Leon stood. His instincts were working — Lysander could see it in the way he scanned the clearing, not looking at the monster but looking at the space around it. Reading what had happened from the evidence rather than the result.
"Someone killed it," Leon said. "And they're probably still in the exam."
He turned suddenly, eyes moving across the tree line.
"Show yourself."
Lysander didn't move. Didn't breathe differently. The shadows held.
Leon waited. Listening. After a moment he shook his head slightly — but the frown stayed. He'd felt something. Not seen, not heard. Just felt.
"...Guess not."
More footsteps arrived. A larger group this time — among them, silver hair catching the light through the canopy. Elara Moonveil entered the clearing and stopped. Her gaze moved across the burn marks, the destroyed ground, the clean cut on the Wolf King's neck. Her expression shifted in the specific way it shifted when she was processing something that didn't fit her existing categories.
Then her eyes drifted toward the forest. Toward the shadows. Toward where Lysander crouched behind the trunk.
For a moment he thought she'd seen him. Her brows drew together slightly — that same unsettled quality she'd had when she'd watched him kill three wolves in the ruins. Not suspicion exactly. Recognition of something she couldn't name yet.
Then the academy instructors arrived.
Three hunters in black uniforms dropped into the clearing from above, landing without sound. Their expressions turned serious the moment they registered the corpse.
"Who killed this?"
Silence.
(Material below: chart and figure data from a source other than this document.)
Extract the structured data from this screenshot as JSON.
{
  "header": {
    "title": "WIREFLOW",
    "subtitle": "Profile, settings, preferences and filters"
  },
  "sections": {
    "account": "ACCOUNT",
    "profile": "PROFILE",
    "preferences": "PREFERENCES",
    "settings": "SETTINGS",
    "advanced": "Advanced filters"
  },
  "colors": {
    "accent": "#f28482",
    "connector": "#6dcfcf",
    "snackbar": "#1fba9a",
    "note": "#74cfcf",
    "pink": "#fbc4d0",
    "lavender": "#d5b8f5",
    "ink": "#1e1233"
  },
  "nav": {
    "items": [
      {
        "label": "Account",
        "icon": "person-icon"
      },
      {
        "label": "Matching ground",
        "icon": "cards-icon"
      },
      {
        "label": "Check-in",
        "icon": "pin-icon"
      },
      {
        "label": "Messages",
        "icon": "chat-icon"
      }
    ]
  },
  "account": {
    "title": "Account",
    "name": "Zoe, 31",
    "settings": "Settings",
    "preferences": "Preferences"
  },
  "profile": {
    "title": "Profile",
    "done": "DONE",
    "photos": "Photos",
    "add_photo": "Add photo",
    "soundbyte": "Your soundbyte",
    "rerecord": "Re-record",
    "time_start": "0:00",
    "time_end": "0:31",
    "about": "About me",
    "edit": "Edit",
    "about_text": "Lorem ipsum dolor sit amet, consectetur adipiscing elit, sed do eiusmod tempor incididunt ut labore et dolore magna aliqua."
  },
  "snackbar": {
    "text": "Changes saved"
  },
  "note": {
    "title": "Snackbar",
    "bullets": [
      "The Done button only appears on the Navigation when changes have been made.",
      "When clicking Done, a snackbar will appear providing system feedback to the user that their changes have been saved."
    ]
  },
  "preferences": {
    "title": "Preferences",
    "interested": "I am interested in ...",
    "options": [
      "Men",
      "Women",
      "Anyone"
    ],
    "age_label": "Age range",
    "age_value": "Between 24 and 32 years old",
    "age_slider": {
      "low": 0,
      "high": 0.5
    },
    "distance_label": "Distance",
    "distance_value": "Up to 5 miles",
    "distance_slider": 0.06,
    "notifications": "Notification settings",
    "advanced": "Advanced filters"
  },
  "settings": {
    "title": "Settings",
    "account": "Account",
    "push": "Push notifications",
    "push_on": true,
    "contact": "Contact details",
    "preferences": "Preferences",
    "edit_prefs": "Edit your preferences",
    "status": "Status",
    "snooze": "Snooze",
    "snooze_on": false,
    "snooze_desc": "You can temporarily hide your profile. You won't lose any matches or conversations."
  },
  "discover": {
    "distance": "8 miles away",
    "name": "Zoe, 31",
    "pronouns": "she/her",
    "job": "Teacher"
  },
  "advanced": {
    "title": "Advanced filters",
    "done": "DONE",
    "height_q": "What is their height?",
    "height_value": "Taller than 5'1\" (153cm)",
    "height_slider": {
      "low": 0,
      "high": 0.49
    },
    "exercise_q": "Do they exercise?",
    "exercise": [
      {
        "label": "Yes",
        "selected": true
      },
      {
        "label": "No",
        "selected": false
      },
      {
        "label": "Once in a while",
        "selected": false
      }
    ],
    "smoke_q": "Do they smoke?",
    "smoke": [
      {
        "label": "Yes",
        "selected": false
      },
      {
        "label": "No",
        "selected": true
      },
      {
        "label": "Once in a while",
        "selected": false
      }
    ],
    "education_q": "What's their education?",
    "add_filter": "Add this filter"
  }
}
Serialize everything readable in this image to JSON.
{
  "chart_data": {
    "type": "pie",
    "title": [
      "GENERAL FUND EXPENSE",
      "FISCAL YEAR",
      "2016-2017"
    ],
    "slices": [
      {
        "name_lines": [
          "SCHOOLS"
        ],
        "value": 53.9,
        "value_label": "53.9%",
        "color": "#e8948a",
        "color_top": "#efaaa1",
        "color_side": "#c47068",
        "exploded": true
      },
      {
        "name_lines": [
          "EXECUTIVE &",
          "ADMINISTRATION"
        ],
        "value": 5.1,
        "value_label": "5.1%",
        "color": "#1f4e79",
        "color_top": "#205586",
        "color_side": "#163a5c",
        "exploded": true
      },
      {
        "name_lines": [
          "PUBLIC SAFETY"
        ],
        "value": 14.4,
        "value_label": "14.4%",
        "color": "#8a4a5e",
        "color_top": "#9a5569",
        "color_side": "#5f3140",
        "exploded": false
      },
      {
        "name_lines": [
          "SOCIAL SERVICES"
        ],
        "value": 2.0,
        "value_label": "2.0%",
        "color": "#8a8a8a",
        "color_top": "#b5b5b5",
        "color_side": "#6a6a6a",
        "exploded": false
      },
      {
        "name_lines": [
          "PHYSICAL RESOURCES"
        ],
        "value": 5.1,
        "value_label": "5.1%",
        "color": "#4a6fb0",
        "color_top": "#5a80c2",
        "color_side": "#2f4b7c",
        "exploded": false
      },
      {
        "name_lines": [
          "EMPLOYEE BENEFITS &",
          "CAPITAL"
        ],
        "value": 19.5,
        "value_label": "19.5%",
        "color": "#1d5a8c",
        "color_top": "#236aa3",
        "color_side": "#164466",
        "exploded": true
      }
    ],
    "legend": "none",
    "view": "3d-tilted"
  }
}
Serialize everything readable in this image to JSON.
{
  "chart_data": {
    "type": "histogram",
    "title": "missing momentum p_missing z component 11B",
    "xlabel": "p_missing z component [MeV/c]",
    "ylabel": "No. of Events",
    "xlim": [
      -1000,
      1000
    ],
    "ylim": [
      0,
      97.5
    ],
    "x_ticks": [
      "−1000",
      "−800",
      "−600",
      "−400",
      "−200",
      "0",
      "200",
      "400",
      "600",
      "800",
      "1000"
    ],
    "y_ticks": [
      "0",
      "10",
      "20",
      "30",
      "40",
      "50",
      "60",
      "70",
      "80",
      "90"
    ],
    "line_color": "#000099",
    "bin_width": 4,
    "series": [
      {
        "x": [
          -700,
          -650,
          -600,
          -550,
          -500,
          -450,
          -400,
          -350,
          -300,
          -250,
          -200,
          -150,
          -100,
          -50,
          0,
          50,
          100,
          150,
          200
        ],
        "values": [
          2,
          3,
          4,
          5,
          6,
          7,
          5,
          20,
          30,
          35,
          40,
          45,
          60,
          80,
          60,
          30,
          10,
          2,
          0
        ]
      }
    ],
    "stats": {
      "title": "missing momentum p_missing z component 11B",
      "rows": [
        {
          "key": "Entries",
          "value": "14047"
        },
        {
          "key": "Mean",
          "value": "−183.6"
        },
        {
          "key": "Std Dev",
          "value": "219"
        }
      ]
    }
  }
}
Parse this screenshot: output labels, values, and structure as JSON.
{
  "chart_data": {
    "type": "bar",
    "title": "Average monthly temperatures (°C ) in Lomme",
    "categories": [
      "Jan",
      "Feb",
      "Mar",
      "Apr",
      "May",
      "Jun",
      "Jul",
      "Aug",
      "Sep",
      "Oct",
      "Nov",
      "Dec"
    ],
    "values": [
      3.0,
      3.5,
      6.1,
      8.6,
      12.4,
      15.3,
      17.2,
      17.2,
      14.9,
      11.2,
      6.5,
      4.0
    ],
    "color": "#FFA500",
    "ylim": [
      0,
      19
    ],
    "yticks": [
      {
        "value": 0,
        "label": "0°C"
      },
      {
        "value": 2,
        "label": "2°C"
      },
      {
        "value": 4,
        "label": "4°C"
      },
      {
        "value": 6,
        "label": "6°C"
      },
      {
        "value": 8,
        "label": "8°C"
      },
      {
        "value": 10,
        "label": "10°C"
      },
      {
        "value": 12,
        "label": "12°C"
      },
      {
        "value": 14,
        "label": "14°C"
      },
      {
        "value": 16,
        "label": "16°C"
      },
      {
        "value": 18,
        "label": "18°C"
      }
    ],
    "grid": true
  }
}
Leon crossed his arms. "Not us. We arrived after."
One instructor crouched beside the Wolf King, examining the wound with the professional attention of someone who had seen a great many things die and knew what each kind of death looked like. He frowned. "Final strike was clean. But whoever did this took a beating getting there." He looked up at his colleagues. "They're still somewhere in the exam — and they're probably injured."
The other instructor was already looking toward the forest.
Lysander moved deeper into the shadows. Carefully. Quietly. He had no interest in being found — not because he was afraid of the questions, but because answering them would cost him more than the silence would.
Behind him the instructors began gathering the candidates. The exam would end soon. The story had already changed — the Wolf King was dead, the candidates it should have killed were alive, and somewhere in the recording of this exam there was a gap where a death was supposed to be.
He exhaled quietly.
Good.
Then he turned and walked silently through the forest. The exam was nearly over. But everything that came after it was just beginning.